Indigenous Canadians marched on the capital and other major cities threatening to bring the economy "to its knees" as their leaders met with officials to try to resolve a row over extreme poverty on reserves.
As many as 500 aboriginals protested in freezing rain outside parliament in Ottawa in support of a hunger strike by a northern Ontario chief. Hundreds more held rallies in Montreal and Winnipeg.
Canadian Prime Minister Stephen Harper, meanwhile, met with 20 native chiefs behind closed doors in a bid to stem an escalation of demonstrations and highway blockades across the country.
Aboriginal Affairs Minister John Duncan said after the meeting that the prime minister agreed to ongoing "high level dialogue on the treaty relationship."
But beyond this commitment it was unclear at the end of the day what, if anything, was accomplished except to highlight divisions among Canada's more than 600 tribes.
Attawapiskat Chief Theresa Spence, whose 32-day hunger strike has become a focal point for an aboriginal rights movement calling for improved living conditions on reserves, boycotted the emergency talks.
She and her supporters had insisted on the participation of Queen Elizabeth II's representative in Canada, Governor General David Johnston, describing his attendance as "integral when discussing inherent and treaty rights." Canada's more than 600 indigenous reserves were created by royal proclamation in 1763.
But Johnston declined, saying their plight is a political matter that must be taken up with elected officials.
"We're giving this opportunity for them to resolve the broken promises from the treaty. And all we're asking is a meeting and to sit down with them," Spence told a news conference earlier in the day.
"All we want is justice, equality and fairness which we're entitled (to)," she said, vowing to continue her hunger strike.
Chiefs from Manitoba and Ontario provinces, as well as the Northwest Territories, joined her boycott, insisting on a meeting with the prime minister on their terms and vowing to "bring the Canadian economy to its knees" if their demands were not met.
This could include blocking resource development on their ancestral lands, said Manitoba Grand Chief Derek Nepinak.
"We have the warriors that are standing up now, that are willing to go that far.
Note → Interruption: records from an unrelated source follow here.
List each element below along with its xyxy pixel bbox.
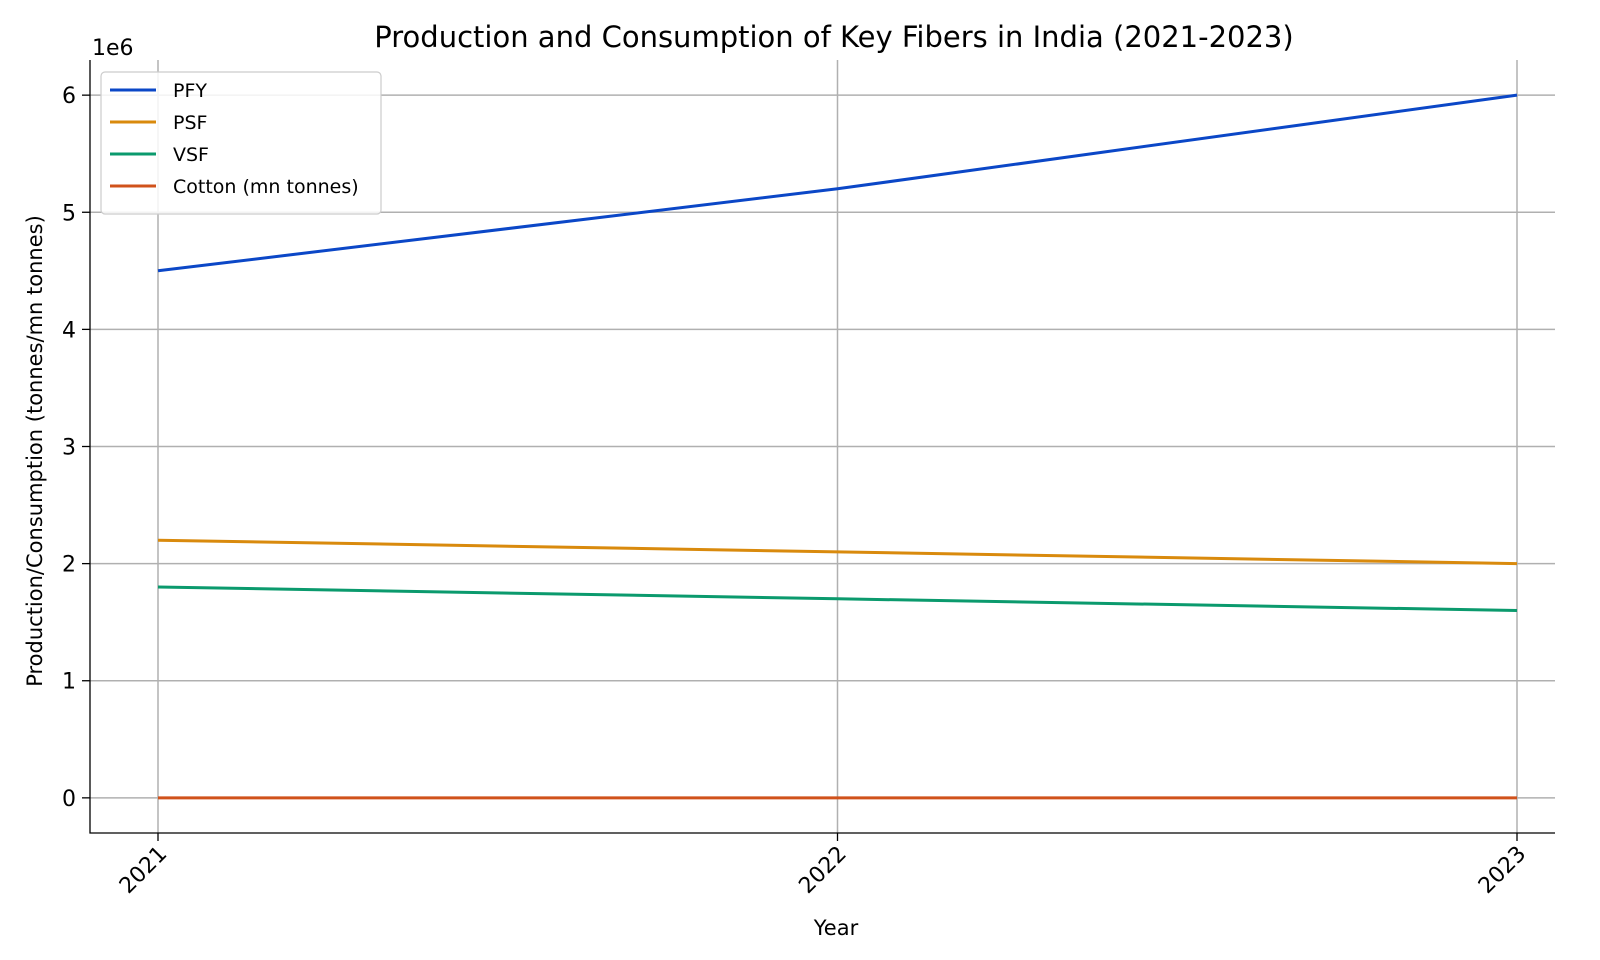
y-tick-label: 1 — [62, 670, 76, 695]
legend-label: Cotton (mn tonnes) — [173, 176, 359, 198]
legend: PFY PSF VSF Cotton (mn tonnes) — [100, 71, 382, 215]
y-offset-label: 1e6 — [92, 36, 134, 61]
y-tick-label: 4 — [62, 318, 76, 343]
y-tick-label: 3 — [62, 436, 76, 461]
series-lines — [157, 93, 1518, 800]
chart-title: Production and Consumption of Key Fibers… — [374, 20, 1293, 54]
series-line-psf — [157, 538, 1518, 566]
x-tick-label: 2023 — [1474, 842, 1531, 899]
legend-frame — [100, 71, 382, 215]
x-axis-label: Year — [813, 916, 859, 940]
y-tick-label: 2 — [62, 553, 76, 578]
y-tick-label: 0 — [62, 787, 76, 812]
legend-label: PFY — [173, 80, 207, 102]
x-tick-label: 2022 — [794, 842, 851, 899]
legend-label: VSF — [173, 144, 209, 166]
x-tick-label: 2021 — [115, 842, 172, 899]
series-line-pfy — [157, 93, 1518, 273]
y-axis-ticks: 0 1 2 3 4 5 6 — [62, 84, 90, 812]
legend-label: PSF — [173, 112, 207, 134]
x-axis-ticks: 2021 2022 2023 — [115, 833, 1531, 899]
series-line-vsf — [157, 585, 1518, 612]
y-axis-label: Production/Consumption (tonnes/mn tonnes… — [23, 215, 47, 687]
axes-spines — [89, 60, 1555, 834]
y-tick-label: 6 — [62, 84, 76, 109]
y-tick-label: 5 — [62, 201, 76, 226]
So we're not here to make requests, we're here to demand attention," he said.
Nepinak was echoed by Grand Chief Gordon Peters of the Association of Iroquois and Allied Indians who called for protests to be stepped up with all major road and rail lines shut down.
Foreign investments in Canada not approved by First Nations could also be targeted, he told reporters.
Assembly of First Nations National Chief Shawn A-in-chut Atleo, after leading a delegation to meet with Harper, avoided speaking to reporters.
Ahead of the talks he said he would seek a commitment from the prime minister for a "long-term process" to address native concerns, including outstanding land claims, hundreds of missing and murdered native women, high unemployment among natives, and too few schools in native communities.
A fix, Atleo said, could also include natives getting a share of royalties from some Can$650 billion in resource development planned for the coming decade.
In addition to complaints of severe poverty, natives also blasted changes last month to environmental and other laws they say impact their hunting and fishing rights, which allow tribes to lease reserve lands to non-natives.
Although the government insists the latter was meant to boost economic development, some fear it will result in a loss of native control of reserve lands and eventually lead to the end of aboriginal communities.